Etwa ein Gebiet in Kambodscha, aus dem rund tausend Familien vertrieben wurden, um einer Zuckerfabrik (in der nun viele Vertriebene für einen Hungerlohn schuften) Platz zu machen. Oder Treibhäuser in Äthiopien, deren Erzeugnisse schön poliert nach Dubai transportiert werden – wo sich der französische Küchenchef im Burj Al Arab darüber freut, dass dreimal pro Woche frische Ware per Flugzeug eingeflogen wird (die vor dem Kochen allerdings erst mittels Spezialflüssigkeit keimfrei gemacht werden muss). Auch eine indonesische Palmölplantage – Palmöl findet sich in tausenden Produkten, die von Lebensmitteln bis hin zu Hygieneartikeln reichen, um die Palmen anzubauen werden im großen Stil Waldflächen gerodet –, auf der 10.600 Menschen arbeiten, wird ins Bild gerückt. Damit die Arbeiter auch schön produktiv sind, müssen sie jeden Tag vor Arbeitsbeginn demütigende Parolen wie „Ich schäme mich, wenn ich faul bin“ laut aussprechen. Der Film lässt Investoren und EU-Parlamentarier ebenso zu Wort kommen wie Betroffene. Er verdeutlicht, welchen Nutzen die wohlhabenden Länder aus der Ausbeutung ziehen, zeigt aber auch Initiativen, die darauf abzielen, Kleinbauern zu ihrem Recht zu verhelfen.

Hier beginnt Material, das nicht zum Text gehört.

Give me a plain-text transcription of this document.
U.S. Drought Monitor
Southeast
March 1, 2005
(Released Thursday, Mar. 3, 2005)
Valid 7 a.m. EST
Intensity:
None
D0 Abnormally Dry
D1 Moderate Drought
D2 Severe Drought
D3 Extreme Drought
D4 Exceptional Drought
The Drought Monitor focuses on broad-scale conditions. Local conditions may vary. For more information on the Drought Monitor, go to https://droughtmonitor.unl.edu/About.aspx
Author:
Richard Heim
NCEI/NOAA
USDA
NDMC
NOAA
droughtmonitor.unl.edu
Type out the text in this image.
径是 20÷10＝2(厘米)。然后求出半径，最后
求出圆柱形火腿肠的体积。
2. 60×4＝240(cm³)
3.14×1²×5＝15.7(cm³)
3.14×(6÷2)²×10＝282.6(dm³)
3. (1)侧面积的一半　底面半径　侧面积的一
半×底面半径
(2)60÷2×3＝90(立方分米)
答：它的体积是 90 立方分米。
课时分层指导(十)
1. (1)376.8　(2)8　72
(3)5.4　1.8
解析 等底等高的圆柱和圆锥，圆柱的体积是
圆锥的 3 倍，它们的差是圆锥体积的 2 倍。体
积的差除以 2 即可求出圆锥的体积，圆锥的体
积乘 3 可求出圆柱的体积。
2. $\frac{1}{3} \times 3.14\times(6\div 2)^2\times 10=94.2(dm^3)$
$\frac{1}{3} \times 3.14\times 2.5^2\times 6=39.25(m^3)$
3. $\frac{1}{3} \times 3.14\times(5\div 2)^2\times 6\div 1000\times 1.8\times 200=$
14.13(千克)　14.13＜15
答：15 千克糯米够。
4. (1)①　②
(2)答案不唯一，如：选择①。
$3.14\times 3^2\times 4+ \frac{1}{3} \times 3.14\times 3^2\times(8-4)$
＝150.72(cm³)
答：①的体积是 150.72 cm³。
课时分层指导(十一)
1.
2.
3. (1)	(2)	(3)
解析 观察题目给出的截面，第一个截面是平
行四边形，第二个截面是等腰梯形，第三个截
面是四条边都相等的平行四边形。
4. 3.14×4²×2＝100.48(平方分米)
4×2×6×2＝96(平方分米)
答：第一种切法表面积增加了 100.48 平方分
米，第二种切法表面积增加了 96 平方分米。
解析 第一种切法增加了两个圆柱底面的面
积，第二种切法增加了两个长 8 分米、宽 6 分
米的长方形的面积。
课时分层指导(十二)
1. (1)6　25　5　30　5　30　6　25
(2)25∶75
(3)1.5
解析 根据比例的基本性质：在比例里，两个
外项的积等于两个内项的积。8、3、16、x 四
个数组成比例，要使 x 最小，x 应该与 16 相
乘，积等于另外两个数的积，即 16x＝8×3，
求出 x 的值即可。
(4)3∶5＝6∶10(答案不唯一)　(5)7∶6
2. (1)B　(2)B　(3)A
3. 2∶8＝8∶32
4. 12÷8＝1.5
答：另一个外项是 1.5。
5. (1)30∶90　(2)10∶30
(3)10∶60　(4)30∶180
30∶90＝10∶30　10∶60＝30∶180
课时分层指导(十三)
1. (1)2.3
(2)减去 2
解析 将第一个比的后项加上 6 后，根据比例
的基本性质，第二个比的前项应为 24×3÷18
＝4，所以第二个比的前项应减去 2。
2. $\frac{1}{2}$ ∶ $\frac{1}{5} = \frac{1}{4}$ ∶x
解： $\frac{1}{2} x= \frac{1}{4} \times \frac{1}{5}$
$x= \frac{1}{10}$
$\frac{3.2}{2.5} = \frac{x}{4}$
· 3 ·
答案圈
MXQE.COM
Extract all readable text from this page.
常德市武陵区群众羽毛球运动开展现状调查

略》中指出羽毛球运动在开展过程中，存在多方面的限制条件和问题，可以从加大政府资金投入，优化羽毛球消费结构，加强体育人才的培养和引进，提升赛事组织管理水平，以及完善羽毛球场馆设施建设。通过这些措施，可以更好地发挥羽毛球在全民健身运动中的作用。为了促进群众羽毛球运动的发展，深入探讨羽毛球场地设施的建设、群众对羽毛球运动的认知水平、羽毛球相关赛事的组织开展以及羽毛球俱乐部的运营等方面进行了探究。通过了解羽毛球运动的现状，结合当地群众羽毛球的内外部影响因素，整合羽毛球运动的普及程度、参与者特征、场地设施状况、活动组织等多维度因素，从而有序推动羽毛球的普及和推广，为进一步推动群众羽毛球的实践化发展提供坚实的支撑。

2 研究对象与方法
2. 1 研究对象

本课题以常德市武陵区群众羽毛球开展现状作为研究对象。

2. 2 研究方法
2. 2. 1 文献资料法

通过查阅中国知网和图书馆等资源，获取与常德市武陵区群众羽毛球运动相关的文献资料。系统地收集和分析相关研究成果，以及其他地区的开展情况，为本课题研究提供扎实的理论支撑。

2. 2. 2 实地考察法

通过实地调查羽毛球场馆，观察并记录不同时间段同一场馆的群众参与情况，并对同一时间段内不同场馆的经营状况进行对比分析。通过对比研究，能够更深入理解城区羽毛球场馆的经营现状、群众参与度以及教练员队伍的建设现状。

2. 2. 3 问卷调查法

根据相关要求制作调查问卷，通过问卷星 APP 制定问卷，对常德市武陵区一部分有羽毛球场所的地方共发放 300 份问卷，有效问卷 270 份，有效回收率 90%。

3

Ein derart komplexes und brisantes Thema in 95 Minuten aufzuarbeiten, ist keine leichte Aufgabe – manchmal müssen Textinserts auf Kosten der filmischen Qualität Zusammenhänge erläutern und Übergänge schaffen. Auch verschwinden manche der Protagonisten, über die man gern mehr erfahren hätte, recht unvermittelt aus dem Film. Als Ausgleich gibt es immer wieder starke Bilder, für die insgesamt drei Kameramänner zuständig waren, und die die gewaltigen Dimensionen der Landraubindustrie verdeutlichen, etwa, wenn eine Palmölplantage aus der Vogelperspektive gezeigt wird. Somit ist Landraub trotz dramaturgischer Schwächen ein sehenswerter, nachdenklich machender Film.